Netflix UK film review: Riddick
Ivan Radford | On 16, Jan 2014Reading time: 4 mins
Director: David Twohy
Cast: Vin Diesel, Jordi Mollà, Katee Sackhoff
Watch Riddick online in the UK: Netflix UK / iTunes / Prime Video (Buy/Rent) / TalkTalk TV / Google Play / Rakuten.TV
This review contains mild spoilers.
“Don’t know how many times I’ve been crossed off the list and left for dead. So this ain’t nothing new.”
It took years for Riddick to get made. A pet project of Vin Diesel, he fought for funding with director David Twohy to return to his most interesting character: a killer with the ability to see in the dark and the ruthless instinct to make the most of it. The duo had already tried to give him a franchise, expanding upon the world introduced by Pitch Black in the messy The Chronicles of Riddick. Now, though, they scale things back down for the simply-titled Riddick. Stranded on a planet. Hunted by a group of humans. Trapped between them and a race of nasty aliens. Yep, it ain’t nothing new.
It takes Twohy less than 5 minutes to rid himself of our protagonist’s last adventure and set up a leaner, lower budget story, more in keeping with the first film. In fact, this is almost a retread of Pitch Black, right down to the fantastically weird beasts and the use of dark lighting and rain to build up atmosphere. There’s even a tough, gun-toting female to kick butt too: “Dahl”, played by Battlestar Galactica’s Starbuck (Sackhoff).

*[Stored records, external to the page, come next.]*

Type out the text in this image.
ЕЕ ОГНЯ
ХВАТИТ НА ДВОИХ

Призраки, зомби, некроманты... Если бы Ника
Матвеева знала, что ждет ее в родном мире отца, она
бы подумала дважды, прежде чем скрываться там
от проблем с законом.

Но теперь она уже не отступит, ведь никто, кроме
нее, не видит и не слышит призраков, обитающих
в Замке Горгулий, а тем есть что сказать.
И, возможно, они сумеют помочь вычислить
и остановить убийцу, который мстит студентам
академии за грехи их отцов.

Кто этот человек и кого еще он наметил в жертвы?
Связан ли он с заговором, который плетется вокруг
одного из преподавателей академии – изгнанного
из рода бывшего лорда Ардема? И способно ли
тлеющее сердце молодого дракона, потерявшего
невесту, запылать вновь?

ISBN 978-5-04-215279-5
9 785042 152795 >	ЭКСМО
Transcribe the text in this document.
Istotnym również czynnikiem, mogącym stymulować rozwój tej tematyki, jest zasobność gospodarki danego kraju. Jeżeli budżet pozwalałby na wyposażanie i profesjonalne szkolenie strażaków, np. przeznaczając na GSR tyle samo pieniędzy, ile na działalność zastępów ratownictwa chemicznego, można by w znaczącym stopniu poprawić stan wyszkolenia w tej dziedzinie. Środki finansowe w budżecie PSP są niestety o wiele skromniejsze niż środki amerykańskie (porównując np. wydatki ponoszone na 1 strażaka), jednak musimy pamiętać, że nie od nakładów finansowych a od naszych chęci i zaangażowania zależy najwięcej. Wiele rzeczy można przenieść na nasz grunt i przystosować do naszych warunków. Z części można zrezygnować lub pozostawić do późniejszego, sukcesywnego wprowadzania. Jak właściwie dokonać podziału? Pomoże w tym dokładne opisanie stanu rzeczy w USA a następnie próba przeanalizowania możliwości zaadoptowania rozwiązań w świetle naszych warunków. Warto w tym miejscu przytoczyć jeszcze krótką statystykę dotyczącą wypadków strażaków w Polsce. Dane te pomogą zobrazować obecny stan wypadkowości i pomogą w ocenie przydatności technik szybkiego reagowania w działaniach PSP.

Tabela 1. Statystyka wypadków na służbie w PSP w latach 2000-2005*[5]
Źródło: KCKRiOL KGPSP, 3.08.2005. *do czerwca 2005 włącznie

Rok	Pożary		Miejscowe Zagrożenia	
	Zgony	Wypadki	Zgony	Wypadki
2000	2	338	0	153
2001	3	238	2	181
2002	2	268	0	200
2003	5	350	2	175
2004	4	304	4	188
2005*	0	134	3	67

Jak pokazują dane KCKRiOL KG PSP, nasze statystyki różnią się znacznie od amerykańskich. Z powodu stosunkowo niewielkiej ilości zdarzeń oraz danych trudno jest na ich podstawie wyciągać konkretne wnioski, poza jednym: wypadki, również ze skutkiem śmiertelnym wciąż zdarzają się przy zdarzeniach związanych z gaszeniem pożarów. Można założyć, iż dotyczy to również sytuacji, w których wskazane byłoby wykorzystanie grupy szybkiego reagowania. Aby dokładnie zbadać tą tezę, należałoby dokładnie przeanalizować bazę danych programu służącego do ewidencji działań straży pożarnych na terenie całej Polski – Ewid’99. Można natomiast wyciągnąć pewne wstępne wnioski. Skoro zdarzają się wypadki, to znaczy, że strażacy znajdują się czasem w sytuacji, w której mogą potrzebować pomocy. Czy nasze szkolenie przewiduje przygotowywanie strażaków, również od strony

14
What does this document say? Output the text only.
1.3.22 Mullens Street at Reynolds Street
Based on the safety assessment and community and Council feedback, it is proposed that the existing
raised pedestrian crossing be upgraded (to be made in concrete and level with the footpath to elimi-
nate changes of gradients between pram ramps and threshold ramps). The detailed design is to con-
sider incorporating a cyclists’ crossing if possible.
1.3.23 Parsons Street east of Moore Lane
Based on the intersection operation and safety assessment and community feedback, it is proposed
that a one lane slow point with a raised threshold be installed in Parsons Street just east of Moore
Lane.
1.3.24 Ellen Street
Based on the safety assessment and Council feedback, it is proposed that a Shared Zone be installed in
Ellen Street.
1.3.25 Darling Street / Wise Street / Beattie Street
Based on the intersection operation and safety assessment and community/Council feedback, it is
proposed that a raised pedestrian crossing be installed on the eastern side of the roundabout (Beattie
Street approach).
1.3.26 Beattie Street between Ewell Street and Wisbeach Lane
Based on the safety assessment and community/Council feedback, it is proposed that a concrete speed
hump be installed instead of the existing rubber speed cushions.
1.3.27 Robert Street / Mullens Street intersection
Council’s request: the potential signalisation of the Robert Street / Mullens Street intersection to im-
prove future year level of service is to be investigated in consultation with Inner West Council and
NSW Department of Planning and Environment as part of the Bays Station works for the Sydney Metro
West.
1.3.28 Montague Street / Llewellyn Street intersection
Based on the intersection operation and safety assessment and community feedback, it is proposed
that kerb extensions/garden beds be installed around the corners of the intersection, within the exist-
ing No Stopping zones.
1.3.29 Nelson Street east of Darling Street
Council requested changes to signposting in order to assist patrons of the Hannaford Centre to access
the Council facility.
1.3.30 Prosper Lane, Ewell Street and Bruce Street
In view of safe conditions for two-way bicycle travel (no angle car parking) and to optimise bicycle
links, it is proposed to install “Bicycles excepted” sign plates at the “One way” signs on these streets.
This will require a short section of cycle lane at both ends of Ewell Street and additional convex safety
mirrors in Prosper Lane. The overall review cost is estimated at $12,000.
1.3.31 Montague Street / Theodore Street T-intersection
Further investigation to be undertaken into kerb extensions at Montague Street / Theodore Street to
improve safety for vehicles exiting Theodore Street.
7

But the best bits of Riddick are before the stereotypical bounty hunters descend: almost half an hour of screen time devoted just to him alone on a foreign planet. Stalking through the sandy wasteland, he grapples and outwits cave-dwelling creatures with nothing but a bone and a space dog. That extra-terrestrial tail-wagger gives Vin Diesel a new side that complements his swaggering amorality; an unspoken partnership of trust and respect between two lone survivors.
When Vin Diesel is given humans to interact with, though, his sociopath becomes far less engaging. Why? In a word: Dahl. Halfway through, the movie decides to focus on the final syllable of Richard B. Riddick’s name. “I’m gonna go balls deep into you,” he tells her, while chained to a chair. “But only because you ask me to, sweet like.”
It’s not the first time she is threatened sexually in the movie; the hideously unlikeable Santana (Mollà) assaults her several times in the first half of the movie, only for her to kick his bearded ass. “I don’t fuck guys,” she responds. “I fuck them up.”
The message is clear: 1. Dahl is a lesbian. 2. Santana is not a nice man because he tries to rape her. Riddick, on the other hand, doesn’t. He’s a killer, but he’s asexual; that final syllable doesn’t occur to him. The boundaries between (anti-)hero and villain are clearly drawn.
So for Twohy to later contradict that is confusing and highly uncomfortable. The survival-driven otherness that made Riddick such a fascinating beast has gone; one man and his space dog becomes closer to a one creep in a nightclub and a spiked drink. That’s an anti-hero no one can root for, even if you really like his goggles. Moreover, by hinting at a possible relationship between the two, the script even goes to the misogynistic extent of suggesting Riddick’s threat of rape is just the thing the gay girl needs.
When the climax arrives in all its nifty CGI glory, the showdown is visually cracking, full of slow-mo and impressive close-up stunts. Here, the director is doing what he does well: building a world that feels vast, despite a tiny wallet. It’s the kind of thing that suggests Riddick would make a decent mini-TV series with a different critter each week. But after that messed-up middle-act decision, it’s hard to care about any of it. Riddick has gone from being the most intriguing person on screen to the most despicable.
And yet the “balls deep” comment is a throwaway line that has no huge impact on the actual plot. Why include it, then? To excite the fans? If that’s the case, it’s crude and dubious. If that isn’t the case and it’s simply a misplaced attempt at blokey sci-fi banter, it’s bad writing. Either way, it spoils what is otherwise a satisfying piece of B-movie action. Without it, this Pitch Black-lite ain’t nothing new, but at least it’s entertaining. Riddick’s rapey side, though, is something very new – and leaves you wanting to cross him off the list altogether.
Riddick is available on Netflix UK, as part of an £8.99 monthly subscription.